Living In Liminality: Why Do Artists Fade Away Before They Make It Big?
I was having a chat with the boys from Black Tiger Sex Machine the other day about their new release, “On the Run,” and they said something which really struck me. One piece of information which rings true for every artist, whether they are a DJ, producer, promoter or just involved with the music scene in general. They said, “When you think you’re that close to making it, that’s usually when most people give up.” That got me thinking, what is it about this period of time that makes people quit? Why is it that when people start getting recognition that they stop? Is it because they get too full of themselves, or do they just get too comfortable? I think they’re stuck in a liminal phase and don’t have the motivation to break through the final barrier.
Victor Turner, a British cultural anthropologist, has an interesting paper called “Liminality and Communitas.” This paper speaks about the forms and attributes of rites of passage in conjunction with the rituals of certain tribes in Africa, but we can take these examples and apply them directly to the electronic music scene. Turner describes a liminal phase as being “necessarily ambiguous.” It means that these persons can waver through the social milieu and can’t be held down in natural classes or space. The liminal entity is “neither here nor there; they are betwixt and between the positions assigned and arrayed by law, custom, convention and ceremonial.” I think this rings true to any artist who has a had a taste of fame. The artist can go to a show and be bombarded with fans, but then when they step backstage maybe no one knows who they are or vice versa. This period of time where there is recognition, but they’re not on the same level as Deadmau5 is an interesting time to look at since it is the time where we see so many producers and DJs stop playing shows, drop out from the scene, or just become stale.
Contrary to popular belief, this is the hardest time for any artist, and one of the most frustrating, which does cause a lot of could-be-big-name-artists to simply drop out of the game. Since this liminality phase has been likened to death, or to being a little baby in your mommy’s belly, it would only make sense that to exit the liminality phase and really make it big, one would have to really push through this “twilight” zone to reach their end goal. Which is to be jetsetting around the world on your own private plane, playing all the big festivals and doing collabs with Kanye West or something. There are ways to achieve this though, it just takes hard work and dedication, or as I have labeled them The Three P's: Politics, promotion and pushing boundaries. If you stick to these, you will be successful in the music industry and pretty much any other endeavor you embark on.
Understand your market. Grab your target audience and run with them, grow with them, and bounce ideas off of them. You have to know who you're working with, whether they are promotion company and have signed you to play one of their shows, or a label, etc. You have to get to know the way the company works so that you can offer them your talent in the most useful way. Acquire power and apply it effectively.
This is easily the most effective tool when breaking out of that liminal phase. Promote your music and company. Brand yourself to make yourself marketable. Once you have branded yourself, people will take notice, and the buzz that will be generated around you will be incredible.

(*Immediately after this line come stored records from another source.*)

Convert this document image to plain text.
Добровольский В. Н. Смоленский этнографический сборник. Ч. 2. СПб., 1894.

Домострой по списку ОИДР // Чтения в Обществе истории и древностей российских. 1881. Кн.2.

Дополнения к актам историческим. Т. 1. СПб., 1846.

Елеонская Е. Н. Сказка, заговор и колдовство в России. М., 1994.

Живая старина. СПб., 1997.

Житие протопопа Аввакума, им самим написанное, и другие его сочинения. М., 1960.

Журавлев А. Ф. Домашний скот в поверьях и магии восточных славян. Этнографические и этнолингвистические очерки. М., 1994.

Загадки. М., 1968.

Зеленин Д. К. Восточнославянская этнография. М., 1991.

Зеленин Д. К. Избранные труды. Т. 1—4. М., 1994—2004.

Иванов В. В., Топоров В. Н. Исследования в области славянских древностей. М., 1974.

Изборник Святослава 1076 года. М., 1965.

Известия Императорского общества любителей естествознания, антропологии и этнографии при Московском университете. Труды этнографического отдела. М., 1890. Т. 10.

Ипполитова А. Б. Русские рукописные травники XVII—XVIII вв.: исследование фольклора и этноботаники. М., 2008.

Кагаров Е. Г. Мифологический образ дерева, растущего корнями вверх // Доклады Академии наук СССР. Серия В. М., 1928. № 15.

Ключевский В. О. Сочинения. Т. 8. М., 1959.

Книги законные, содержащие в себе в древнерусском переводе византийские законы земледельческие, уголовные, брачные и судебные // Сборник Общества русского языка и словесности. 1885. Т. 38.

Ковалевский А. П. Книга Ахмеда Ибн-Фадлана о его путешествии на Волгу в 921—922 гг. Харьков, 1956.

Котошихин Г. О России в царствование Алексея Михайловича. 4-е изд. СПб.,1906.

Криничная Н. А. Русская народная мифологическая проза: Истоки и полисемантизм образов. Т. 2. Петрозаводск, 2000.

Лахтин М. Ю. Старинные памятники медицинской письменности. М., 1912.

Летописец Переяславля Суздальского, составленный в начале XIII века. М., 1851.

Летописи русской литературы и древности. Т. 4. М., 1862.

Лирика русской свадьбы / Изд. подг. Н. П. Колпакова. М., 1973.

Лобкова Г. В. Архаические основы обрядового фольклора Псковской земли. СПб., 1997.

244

Take some risks with your sound. Try out some sleazy new synths in that track you've been working on, play with some plush vocals, or try different tempos. Push yourself. Even if it doesn't turn out great, you'll never improve if you're too afraid to try new things.
Of course there are other things that could influence people dropping out of the scene. Maybe they get too hitched into drug culture or hate touring, but in Turner's own words "liminality implies that the high could not be high unless the low existed, and he who is high must experience what it is like to be low." So it's kind of like being really down, and then getting a shock of serotonin to boost you up. Once an artist graduates from this liminal phase, it showcases their drive and determination, and they can relax in the communitas. The communitas is success, where you have been integrated onto a higher plane.